We must emphasize that determining a universal “optimal” number of markers applicable to all datasets is exceedingly difficult, owing to the significant variation in gene expression profiles across different tissues and cell types. Our experiments show that the model’s performance peaks when the number of marker genes is between 35 and 45. While performance continues to fluctuate with a further increase in markers, it may also introduce excessive redundant information and interfere with the model’s judgment.

Correct prediction with inaccurate explanation

Often driven by shortcut learning and post-hoc rationalization. For example, in Cluster 126 (Platelet) of the Azimuth dataset, the model correctly predicted “Platelet” but erroneously cited proliferation markers (like MKI67) as support, ignoring the biological fact that platelets are anucleate fragments incapable of mitosis. Similarly, for an Azimuth Monocyte cluster, the model hallucinated genes (e.g., MERTK, APOE) not present in the input list to justify its correct prediction. This occurs because the LLM recognizes high-frequency marker-label bindings from its training data, locks onto a high-probability answer, and then forces a rationalization to justify it, sometimes fabricating evidence.

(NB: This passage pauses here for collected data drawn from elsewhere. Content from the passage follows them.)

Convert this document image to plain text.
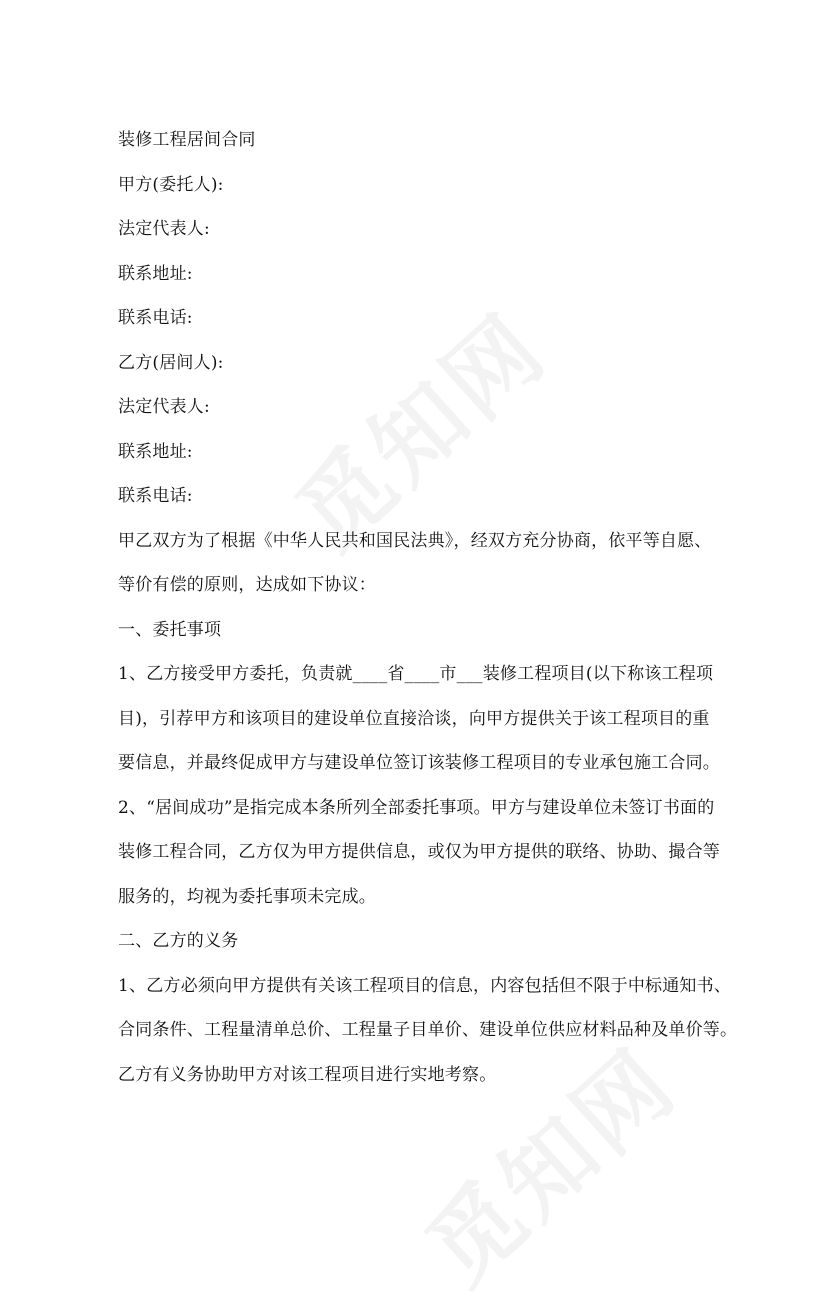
装修工程居间合同
甲方(委托人):
法定代表人:
联系地址:
联系电话:
乙方(居间人):
法定代表人:
联系地址:
联系电话:
甲乙双方为了根据《中华人民共和国民法典》，经双方充分协商，依平等自愿、
等价有偿的原则，达成如下协议：
一、委托事项
1、乙方接受甲方委托，负责就____省____市___装修工程项目(以下称该工程项
目)，引荐甲方和该项目的建设单位直接洽谈，向甲方提供关于该工程项目的重
要信息，并最终促成甲方与建设单位签订该装修工程项目的专业承包施工合同。
2、“居间成功”是指完成本条所列全部委托事项。甲方与建设单位未签订书面的
装修工程合同，乙方仅为甲方提供信息，或仅为甲方提供的联络、协助、撮合等
服务的，均视为委托事项未完成。
二、乙方的义务
1、乙方必须向甲方提供有关该工程项目的信息，内容包括但不限于中标通知书、
合同条件、工程量清单总价、工程量子目单价、建设单位供应材料品种及单价等。
乙方有义务协助甲方对该工程项目进行实地考察。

Correct explanation with inaccurate prediction

Typically caused by Chain-of-Thought (CoT) breakdown and conservative output strategies. For instance, in Cluster 8 (Natural Killer cell) of the Azimuth dataset, the LLM correctly reasoned that the markers were classic NK signatures and explicitly noted the absence of T-cell evidence (e.g., TCR/CD3). Yet, it finalized the label as the broader “cytotoxic T cell”. As the generated text lengthens, the model’s attention weights on earlier correct logic decay. Furthermore, Reinforcement Learning from Human Feedback (RLHF) often makes LLMs overly conservative, prompting them to output a “safe,” broader parent class when facing uncertainty at the final output stage.

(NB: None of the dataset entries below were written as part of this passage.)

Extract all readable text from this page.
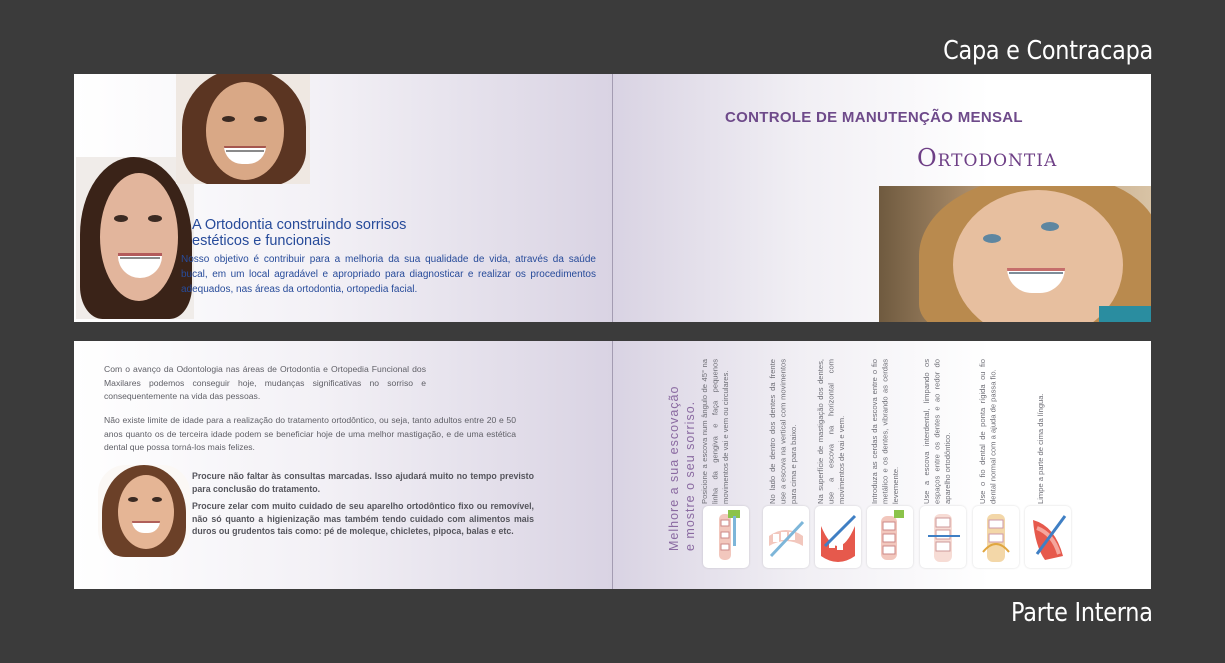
Capa e Contracapa
A Ortodontia construindo sorrisos estéticos e funcionais
Nosso objetivo é contribuir para a melhoria da sua qualidade de vida, através da saúde bucal, em um local agradável e apropriado para diagnosticar e realizar os procedimentos adequados, nas áreas da ortodontia, ortopedia facial.
CONTROLE DE MANUTENÇÃO MENSAL
Ortodontia
Com o avanço da Odontologia nas áreas de Ortodontia e Ortopedia Funcional dos Maxilares podemos conseguir hoje, mudanças significativas no sorriso e consequentemente na vida das pessoas.
Não existe limite de idade para a realização do tratamento ortodôntico, ou seja, tanto adultos entre 20 e 50 anos quanto os de terceira idade podem se beneficiar hoje de uma melhor mastigação, e de uma estética dental que possa torná-los mais felizes.
Procure não faltar às consultas marcadas. Isso ajudará muito no tempo previsto para conclusão do tratamento.
Procure zelar com muito cuidado de seu aparelho ortodôntico fixo ou removível, não só quanto a higienização mas também tendo cuidado com alimentos mais duros ou grudentos tais como: pé de moleque, chicletes, pipoca, balas e etc.	Melhore a sua escovação e mostre o seu sorriso. Posicione a escova num ângulo de 45° na linha da gengiva e faça pequenos movimentos de vai e vem ou circulares.	No lado de dentro dos dentes da frente use a escova na vertical com movimentos para cima e para baixo.	Na superfície de mastigação dos dentes, use a escova na horizontal com movimentos de vai e vem.	Introduza as cerdas da escova entre o fio metálico e os dentes, vibrando as cerdas levemente.	Use a escova interdental, limpando os espaços entre os dentes e ao redor do aparelho ortodôntico.	Use o fio dental de ponta rígida ou fio dental normal com a ajuda de passa fio.	Limpe a parte de cima da língua.
Parte Interna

While these are ubiquitous challenges in current generative AI, scHilda mitigates these issues to a large extent. By explicitly grounding the LLM’s reasoning in traceable, structured evidence from the Knowledge Graph and employing a hierarchical arbitration strategy, scHilda significantly constrains the model’s free-text hallucination space. As the fundamental reasoning stability of future baseline LLMs continues to evolve, we anticipate the consistency artifacts will naturally diminish.